The machine just described functions in the following very simple
way. At the end of coiling operation, the operator controls the
operation of jack 34 so that roller 29 comes in turning contact
with coils 30 (assuming that coiling is done after a splitting)
formed side by side on shaft 10. From this moment, all the
operations are automatically linked. When a strip tail 13a reaches
a corresponding coil 30, it is possibly drawn by attraction means
65 to trigger detector 58 which drives both oil scraper 55 and
movement of roller 39 until the latter rests against the drive
roller 38. Adhesive strip 28a is thus pinched between the rollers
and is driven in the direction of pressing roller 29. This latter
applies the adhesive tape against the strip of material, thus
immobilizing the strip tail which has triggered the cycle.
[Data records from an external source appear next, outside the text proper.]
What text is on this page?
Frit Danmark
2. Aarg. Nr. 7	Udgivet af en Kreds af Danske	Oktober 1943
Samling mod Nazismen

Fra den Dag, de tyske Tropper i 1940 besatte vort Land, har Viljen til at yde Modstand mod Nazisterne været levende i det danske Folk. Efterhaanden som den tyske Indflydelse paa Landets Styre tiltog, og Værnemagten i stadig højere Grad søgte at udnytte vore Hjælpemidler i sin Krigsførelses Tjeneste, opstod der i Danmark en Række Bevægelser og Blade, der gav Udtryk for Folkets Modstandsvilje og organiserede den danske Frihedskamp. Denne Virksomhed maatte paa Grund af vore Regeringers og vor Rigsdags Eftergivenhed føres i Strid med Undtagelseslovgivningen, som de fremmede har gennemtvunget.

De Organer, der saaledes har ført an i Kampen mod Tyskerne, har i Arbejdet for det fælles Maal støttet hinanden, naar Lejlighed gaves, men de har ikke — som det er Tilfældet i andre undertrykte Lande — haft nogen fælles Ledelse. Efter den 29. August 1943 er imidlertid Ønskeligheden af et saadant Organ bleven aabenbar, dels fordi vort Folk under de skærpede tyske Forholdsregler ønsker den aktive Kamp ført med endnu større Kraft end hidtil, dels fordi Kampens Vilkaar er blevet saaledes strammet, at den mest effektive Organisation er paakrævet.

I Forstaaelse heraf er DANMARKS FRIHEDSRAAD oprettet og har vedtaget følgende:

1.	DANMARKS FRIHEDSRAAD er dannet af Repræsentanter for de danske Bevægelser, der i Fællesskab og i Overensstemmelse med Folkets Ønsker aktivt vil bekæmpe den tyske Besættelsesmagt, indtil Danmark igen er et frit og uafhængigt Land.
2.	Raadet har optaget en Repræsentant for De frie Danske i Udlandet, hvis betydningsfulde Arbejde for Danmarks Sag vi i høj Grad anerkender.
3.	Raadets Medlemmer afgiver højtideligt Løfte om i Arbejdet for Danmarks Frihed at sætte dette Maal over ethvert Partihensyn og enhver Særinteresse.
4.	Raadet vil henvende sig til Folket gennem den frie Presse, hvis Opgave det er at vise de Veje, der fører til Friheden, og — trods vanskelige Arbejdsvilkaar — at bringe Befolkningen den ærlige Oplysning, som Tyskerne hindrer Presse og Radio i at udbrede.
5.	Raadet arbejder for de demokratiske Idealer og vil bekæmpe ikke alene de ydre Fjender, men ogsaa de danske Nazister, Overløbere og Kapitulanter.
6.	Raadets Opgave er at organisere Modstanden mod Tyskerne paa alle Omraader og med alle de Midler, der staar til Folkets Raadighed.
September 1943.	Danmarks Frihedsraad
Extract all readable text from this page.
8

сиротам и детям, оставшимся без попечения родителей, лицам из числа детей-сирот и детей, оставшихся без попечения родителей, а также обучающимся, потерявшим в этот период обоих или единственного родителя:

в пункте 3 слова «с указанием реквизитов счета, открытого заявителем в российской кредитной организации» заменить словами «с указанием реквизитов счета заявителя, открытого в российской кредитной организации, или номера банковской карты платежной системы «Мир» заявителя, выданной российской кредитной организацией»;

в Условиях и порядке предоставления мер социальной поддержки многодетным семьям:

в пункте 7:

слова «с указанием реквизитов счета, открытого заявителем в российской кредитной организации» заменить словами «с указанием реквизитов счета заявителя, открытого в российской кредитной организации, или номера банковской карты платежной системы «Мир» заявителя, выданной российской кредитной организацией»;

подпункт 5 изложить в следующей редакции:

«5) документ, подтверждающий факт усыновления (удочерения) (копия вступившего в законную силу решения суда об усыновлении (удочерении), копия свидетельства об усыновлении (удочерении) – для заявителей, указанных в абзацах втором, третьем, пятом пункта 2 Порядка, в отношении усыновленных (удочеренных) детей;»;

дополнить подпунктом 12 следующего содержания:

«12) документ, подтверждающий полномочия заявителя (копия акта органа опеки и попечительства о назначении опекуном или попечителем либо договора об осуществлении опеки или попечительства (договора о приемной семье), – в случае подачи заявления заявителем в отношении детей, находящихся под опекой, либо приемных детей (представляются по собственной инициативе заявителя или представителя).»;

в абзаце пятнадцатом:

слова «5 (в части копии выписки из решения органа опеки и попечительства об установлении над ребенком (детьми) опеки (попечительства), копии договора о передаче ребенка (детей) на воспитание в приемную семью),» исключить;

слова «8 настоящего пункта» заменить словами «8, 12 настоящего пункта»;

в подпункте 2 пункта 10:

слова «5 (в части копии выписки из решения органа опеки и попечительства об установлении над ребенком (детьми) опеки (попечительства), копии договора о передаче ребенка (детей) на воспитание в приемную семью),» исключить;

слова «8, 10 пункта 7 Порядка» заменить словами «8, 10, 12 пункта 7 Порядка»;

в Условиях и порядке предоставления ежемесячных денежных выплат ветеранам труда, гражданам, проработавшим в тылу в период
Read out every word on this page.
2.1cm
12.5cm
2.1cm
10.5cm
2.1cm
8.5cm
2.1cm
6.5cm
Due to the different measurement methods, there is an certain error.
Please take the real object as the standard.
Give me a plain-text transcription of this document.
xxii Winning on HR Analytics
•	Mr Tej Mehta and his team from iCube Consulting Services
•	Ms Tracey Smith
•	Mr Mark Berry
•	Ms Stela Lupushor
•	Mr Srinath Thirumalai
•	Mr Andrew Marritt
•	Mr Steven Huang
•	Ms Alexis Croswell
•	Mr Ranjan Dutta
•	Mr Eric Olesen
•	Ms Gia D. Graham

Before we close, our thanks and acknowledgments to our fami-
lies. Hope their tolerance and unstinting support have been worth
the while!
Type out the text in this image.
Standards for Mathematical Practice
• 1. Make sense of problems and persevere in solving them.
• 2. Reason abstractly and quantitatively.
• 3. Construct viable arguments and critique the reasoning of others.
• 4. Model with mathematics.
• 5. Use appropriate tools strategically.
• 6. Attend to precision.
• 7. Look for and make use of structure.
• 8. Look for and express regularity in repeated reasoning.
Then
tool 48 cuts adhesive tape 28a when electrovalve 51 is driven after
a certain number of rotations of roller 39 driven by roller 38.
Thus, all the strip tails are succesively immobilized automatically
and the operator no longer has to control the withdrawal of arms 21
(jack 34) before removing the coils of coiled material.
It will be obvious to those skilled in the art that various changes
may be made without departing from the scope of the invention and
the invention is not to be considered limited to what is shown in
the drawings and described in the specification.